A Chorus of Voices Warns Against Creating a “Domestic Terrorism” Charge

Civil Society Groups Warn Against Anti-Protest Legislation Following Siege of US Capital
January 9, 2021
Civil Liberties After the Insurrection
January 22, 2021


UPDATED 1/22/21 

Leading civil rights and civil liberties groups (including Defending Rights & Dissent) yesterday urged members of congress to abstain from passing any additional domestic terrorism laws in response to the January 6 mayhem at the Capitol.

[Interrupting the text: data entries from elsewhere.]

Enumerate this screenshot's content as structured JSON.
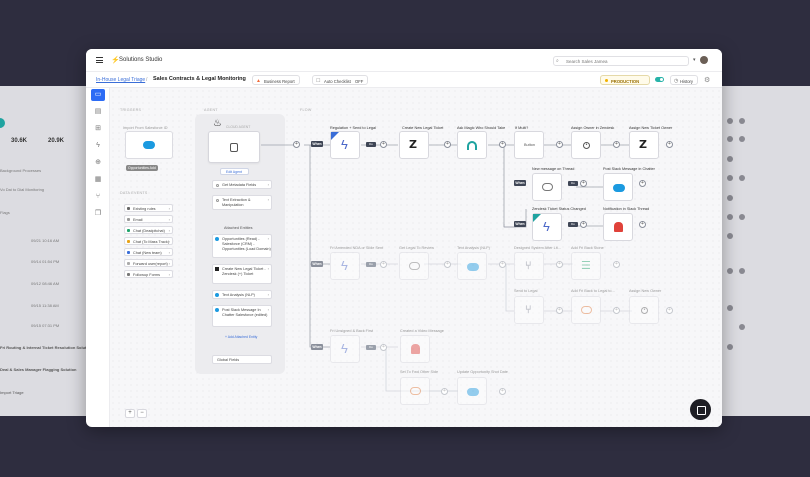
{
  "app": {
    "title": "Solutions Studio"
  },
  "search": {
    "placeholder": "Search Sales Jamea"
  },
  "breadcrumb": {
    "parent": "In-House Legal Triage",
    "current": "Sales Contracts & Legal Monitoring"
  },
  "toolbar": {
    "chip1": "Business Report",
    "chip2": "Auto Checklist",
    "chip2_state": "OFF",
    "environment": "PRODUCTION",
    "history_label": "History"
  },
  "background": {
    "stat1": "30.6K",
    "stat2": "20.9K",
    "items": [
      "Background Processes",
      "Vo Dai to Dial Monitoring",
      "Flags",
      "Inbound Processes",
      "Fri Routing & Internal Ticket Resolution Solutions",
      "Deal & Sales Manager Flagging Solution",
      "Import Triage"
    ],
    "dates": [
      "09/21 10:16 AM",
      "09/14 01:54 PM",
      "09/12 08:46 AM",
      "09/15 11:38 AM",
      "09/15 07:31 PM"
    ]
  },
  "canvas": {
    "labels": {
      "triggers": "TRIGGERS",
      "events": "DATA EVENTS",
      "agent": "AGENT",
      "flow": "FLOW"
    },
    "trigger": {
      "title": "Import From Salesforce ID",
      "tag": "Opportunities Add"
    },
    "events": [
      "Existing rules",
      "Email",
      "Chat (Deadpitchat)",
      "Chat (To Mass Track)",
      "Chat (New team)",
      "Forward user(report)",
      "Followup Forms"
    ],
    "agent": {
      "label": "CLOUD AGENT",
      "edit": "Edit Agent",
      "tools": [
        "Get Metadata Fields",
        "Text Extraction & Manipulation"
      ],
      "subtitle": "Attached Entities",
      "entities": [
        "Opportunities (Read) - Salesforce (CRM) - Opportunities (Load Domain)",
        "Create New Legal Ticket - Zendesk (+) Ticket",
        "Text Analysis (NLP)",
        "Post Slack Message In Chatter Salesforce (edited)"
      ],
      "add": "+ Add Attached Entity",
      "global": "Global Fields"
    },
    "flow": {
      "when": "When",
      "pill": "Do",
      "row1": [
        "Regulation + Send to Legal",
        "Create New Legal Ticket",
        "Ask Magic Who Should Take",
        "If Multi?",
        "Assign Owner in Zendesk",
        "Assign New Ticket Owner"
      ],
      "button_label": "Button",
      "branch1": [
        "New message on Thread",
        "Post Slack Message in Chatter"
      ],
      "branch2": [
        "Zendesk Ticket Status Changed",
        "Notification in Slack Thread"
      ],
      "row2": [
        "Fri Amended NDA or Slide Sent",
        "Get Legal To Review",
        "Text Analysis (NLP)",
        "Designed System After Lit...",
        "Add Fri Back Stone"
      ],
      "row2b": [
        "Send to Legal",
        "Add Fri Back to Legal to...",
        "Assign New Owner"
      ],
      "row3": [
        "Fri Unsigned & Back First",
        "Created a Video Message"
      ],
      "row3b": [
        "Set To Fwd Other Side",
        "Update Opportunity Shot Date"
      ]
    },
    "zoom": [
      "+",
      "−"
    ]
  },
  "colors": {
    "accent": "#2c6cf5",
    "teal": "#1fa3a0",
    "salesforce": "#1b9ae0",
    "alert": "#e0423a",
    "production": "#f2b100"
  }
}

“We are concerned that a new federal domestic terrorism statute or list would adversely impact civil rights and — as our nation’s long and disturbing history of targeting Black Activists, Muslims, Arabs, and movements for social and racial justice has shown — this new authority could be used to expand racial profiling or be wielded to surveil and investigate communities of color and political opponents in the name of national security,” our letter noted.

Read the full letter here. [Note: on January 21, an additional coalition letter was sent to the Hill, see below]

In the House, Rep. Rashida Tliab (D-MN) and eight colleagues sent a letter to House Speaker Pelosi and (now former) Senate Majority Leader McConnell urging that national security powers not be expanded.

“The Trump mob’s success in breaching the Capitol was not due to a lack of resources at the disposal of federal law enforcement, and in this moment we must resist the erosion of our civil liberties and Constitutional freedoms, however well-intentioned proposed security reforms may be,” the lawmakers wrote. “We firmly believe that the national security and surveillance powers of the U.S. government are already too broad, undefined, and unaccountable to the people.”

The letter pointed to our nation’s history of initiatives that were sold as being necessary to fight extremism but quickly devolved into tools used for the mass violation of human and civil rights, including House Un-American Activities Committee (HUAC), the Federal Bureau of Investigation’s (FBI) Counterintelligence Program (COINTELPRO), the USA Patriot Act, and the FBI’s anti-Black Lives Matter Operation Iron Fist. 

Read the full letter here.

The letter from civil society organizations was led by The Leadership Conference on Civil and Human Rights, the Arab American Institute, Bend the Arc: Jewish Action, Muslim Advocates, and the NAACP Legal Defense Fund. Defending Rights & Dissent joined 135 other organizations signing the letter.

Indications are that a domestic terrorism bill will be introduced in Congress in the next week or two.

“It is ironic, but no surprise that Congress is poised to respond to an attack on our democracy with legislation that will further undermine our democracy. Any new domestic terrorism charge will quickly turn into a tool to silence dissenters and harm marginalized communities,” said Sue Udry, DRAD’s executive director.  “We, and others, are ready to fight that bill, along with any other legislation that would grant money and new authorities to the very agencies that proved their disutility on January 6.”

Defending Rights & Dissent also joined another letter that expressed opposition to any new domestic terrorism charge, but also warned against granting law enforcement any new surveillance authorities:

After major national tragedies, Congress has frequently considered legislation that would add to the surveillance authorities and capabilities that law enforcement officials already have. However, new surveillance authority is not needed to prevent an assault like the one that occurred on January 6. The attack on the Capitol was planned and executed in plain sight, and was splashed all over social media as the insurrectionists published pictures and video clips of themselves and each other breaking into the Capitol, invading members’ offices, and parading through corridors with the Confederate battle flag. Within a few days of the event, the FBI said it had received over 130,000 videos and photos associated with the attack. The Bureau has commenced one of the largest investigations in U.S. history, and it is being inundated with information, not starved of it.